Editorial pet peeve #82764: authors that take a complacent, lazy, even arrogant attitude toward revisions. If you don’t think there’s craft to syntax, or just don’t feel like whipping that sloppy paragraph into shape, then what makes you a Writer? Anyone with a modicum of literacy can write; not everyone can do it well.
As Ursula K. Le Guin—whose sense for prose and its patterning is among the sharpest I’ve had the pleasure to read—puts it, “A writer is a person who cares what words mean, what they say, how they say it. Writers know words are their way towards truth and freedom, and so they use them with care, with thought, with fear, with delight.
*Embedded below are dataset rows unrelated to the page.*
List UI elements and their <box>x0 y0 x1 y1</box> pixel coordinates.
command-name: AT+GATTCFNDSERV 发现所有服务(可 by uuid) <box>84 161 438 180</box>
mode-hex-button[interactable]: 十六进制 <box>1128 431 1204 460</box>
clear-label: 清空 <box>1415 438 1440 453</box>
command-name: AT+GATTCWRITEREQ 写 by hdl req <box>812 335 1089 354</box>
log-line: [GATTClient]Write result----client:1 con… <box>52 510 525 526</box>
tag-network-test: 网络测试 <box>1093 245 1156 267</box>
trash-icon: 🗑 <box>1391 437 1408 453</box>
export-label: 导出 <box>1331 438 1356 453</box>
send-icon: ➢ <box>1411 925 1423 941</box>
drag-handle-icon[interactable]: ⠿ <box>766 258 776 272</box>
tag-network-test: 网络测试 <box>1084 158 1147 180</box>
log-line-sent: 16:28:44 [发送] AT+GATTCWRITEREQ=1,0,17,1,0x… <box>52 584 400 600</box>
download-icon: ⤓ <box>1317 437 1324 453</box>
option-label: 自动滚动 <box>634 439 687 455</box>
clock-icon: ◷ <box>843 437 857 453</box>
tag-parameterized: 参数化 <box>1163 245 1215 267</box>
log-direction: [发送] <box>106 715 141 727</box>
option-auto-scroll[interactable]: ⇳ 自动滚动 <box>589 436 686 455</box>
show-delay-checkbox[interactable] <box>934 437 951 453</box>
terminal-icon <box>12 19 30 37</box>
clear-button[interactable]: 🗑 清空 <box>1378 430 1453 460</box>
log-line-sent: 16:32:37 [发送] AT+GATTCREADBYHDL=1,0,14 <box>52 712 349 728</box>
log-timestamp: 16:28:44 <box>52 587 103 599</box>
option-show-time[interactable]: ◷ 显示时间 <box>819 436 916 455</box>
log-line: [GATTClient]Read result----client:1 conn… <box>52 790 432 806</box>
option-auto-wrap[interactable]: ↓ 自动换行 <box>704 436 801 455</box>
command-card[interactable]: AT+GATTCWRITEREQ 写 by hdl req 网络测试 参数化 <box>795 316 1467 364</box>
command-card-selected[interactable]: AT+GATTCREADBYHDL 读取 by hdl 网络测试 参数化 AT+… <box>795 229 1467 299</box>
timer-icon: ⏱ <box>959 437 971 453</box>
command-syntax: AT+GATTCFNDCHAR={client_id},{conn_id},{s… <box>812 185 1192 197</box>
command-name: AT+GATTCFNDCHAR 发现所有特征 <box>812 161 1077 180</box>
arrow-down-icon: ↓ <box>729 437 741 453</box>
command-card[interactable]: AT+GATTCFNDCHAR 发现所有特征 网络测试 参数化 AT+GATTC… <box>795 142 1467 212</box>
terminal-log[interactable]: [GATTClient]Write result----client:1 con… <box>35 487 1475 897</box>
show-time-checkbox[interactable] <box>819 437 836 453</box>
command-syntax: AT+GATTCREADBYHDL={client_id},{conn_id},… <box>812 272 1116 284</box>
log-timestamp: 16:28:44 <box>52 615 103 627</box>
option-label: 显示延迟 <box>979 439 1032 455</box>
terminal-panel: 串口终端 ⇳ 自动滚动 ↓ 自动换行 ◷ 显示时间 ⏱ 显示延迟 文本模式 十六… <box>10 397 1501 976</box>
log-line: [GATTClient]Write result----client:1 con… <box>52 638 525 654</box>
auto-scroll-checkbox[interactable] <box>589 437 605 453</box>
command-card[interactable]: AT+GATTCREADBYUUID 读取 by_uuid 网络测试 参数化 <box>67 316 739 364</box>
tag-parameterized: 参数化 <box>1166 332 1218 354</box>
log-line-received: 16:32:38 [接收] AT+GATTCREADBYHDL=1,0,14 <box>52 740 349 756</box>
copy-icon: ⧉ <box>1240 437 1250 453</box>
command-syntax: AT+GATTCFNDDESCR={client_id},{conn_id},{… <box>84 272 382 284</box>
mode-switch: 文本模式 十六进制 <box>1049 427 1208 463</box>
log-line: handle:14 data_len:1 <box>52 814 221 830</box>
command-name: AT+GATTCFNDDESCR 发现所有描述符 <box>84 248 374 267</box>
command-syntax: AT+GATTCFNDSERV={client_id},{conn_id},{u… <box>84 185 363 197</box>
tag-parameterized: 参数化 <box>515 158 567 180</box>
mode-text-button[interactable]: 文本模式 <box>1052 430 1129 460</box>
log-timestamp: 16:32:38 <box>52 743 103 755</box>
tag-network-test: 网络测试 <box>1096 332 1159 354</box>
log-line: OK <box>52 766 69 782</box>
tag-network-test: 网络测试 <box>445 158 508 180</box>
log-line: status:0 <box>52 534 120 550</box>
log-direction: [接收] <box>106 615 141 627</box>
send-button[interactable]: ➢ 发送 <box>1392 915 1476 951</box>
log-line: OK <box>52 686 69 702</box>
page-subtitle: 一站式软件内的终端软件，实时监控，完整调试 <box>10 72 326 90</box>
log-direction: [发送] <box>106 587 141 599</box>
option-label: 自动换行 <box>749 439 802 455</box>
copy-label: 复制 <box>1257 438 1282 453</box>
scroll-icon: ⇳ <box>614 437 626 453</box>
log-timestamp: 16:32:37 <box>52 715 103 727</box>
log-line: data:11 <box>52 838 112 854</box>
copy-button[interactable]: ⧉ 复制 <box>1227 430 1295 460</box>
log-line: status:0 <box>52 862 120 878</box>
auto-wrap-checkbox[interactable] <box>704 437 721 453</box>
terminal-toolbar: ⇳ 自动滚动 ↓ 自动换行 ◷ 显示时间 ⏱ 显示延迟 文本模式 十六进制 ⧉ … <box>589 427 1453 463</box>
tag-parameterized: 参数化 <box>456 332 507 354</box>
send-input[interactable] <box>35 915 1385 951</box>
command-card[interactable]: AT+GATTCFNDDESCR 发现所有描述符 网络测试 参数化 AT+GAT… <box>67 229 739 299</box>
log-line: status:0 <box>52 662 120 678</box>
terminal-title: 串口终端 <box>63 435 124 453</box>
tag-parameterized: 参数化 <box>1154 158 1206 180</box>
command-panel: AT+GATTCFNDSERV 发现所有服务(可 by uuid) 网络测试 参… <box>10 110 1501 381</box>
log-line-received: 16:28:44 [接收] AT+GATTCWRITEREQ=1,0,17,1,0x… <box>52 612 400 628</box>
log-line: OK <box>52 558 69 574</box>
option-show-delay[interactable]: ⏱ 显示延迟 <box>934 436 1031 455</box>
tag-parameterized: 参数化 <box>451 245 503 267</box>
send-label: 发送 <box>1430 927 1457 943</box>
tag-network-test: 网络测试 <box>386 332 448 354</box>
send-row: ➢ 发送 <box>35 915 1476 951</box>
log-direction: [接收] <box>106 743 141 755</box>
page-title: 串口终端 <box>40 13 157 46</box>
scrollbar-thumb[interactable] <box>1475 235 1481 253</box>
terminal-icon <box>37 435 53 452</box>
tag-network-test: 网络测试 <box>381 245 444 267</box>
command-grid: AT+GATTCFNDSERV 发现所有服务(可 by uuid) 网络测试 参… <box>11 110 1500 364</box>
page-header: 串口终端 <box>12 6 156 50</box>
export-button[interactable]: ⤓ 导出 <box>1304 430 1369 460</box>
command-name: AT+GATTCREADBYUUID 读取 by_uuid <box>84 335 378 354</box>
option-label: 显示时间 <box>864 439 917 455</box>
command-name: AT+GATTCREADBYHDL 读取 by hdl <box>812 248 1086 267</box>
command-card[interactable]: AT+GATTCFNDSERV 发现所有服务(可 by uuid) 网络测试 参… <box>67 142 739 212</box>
There is no glory in being a copy editor. The work is strictly anonymous; all intervention should be invisible.
It’s often thankless, too. Not all writers appreciate their shortcomings pointed out, however kindly or tactfully it is done.
Why do I edit? Because as The Robert Gottlieb said, I wish “to make something better of what it is.”
Always frazzled come production time, I take comfort in the little things. “Em-dash!” I cry to the lay-out artist, “All these en-dashes should be em-dashes, see? And these compound adjectives should be hyphenated. Not so for these adverbs—the ones ending in -ly.” He looks at me as if I were nuts. I think, Wait ’til you see how passionate I could get about the Oxford comma.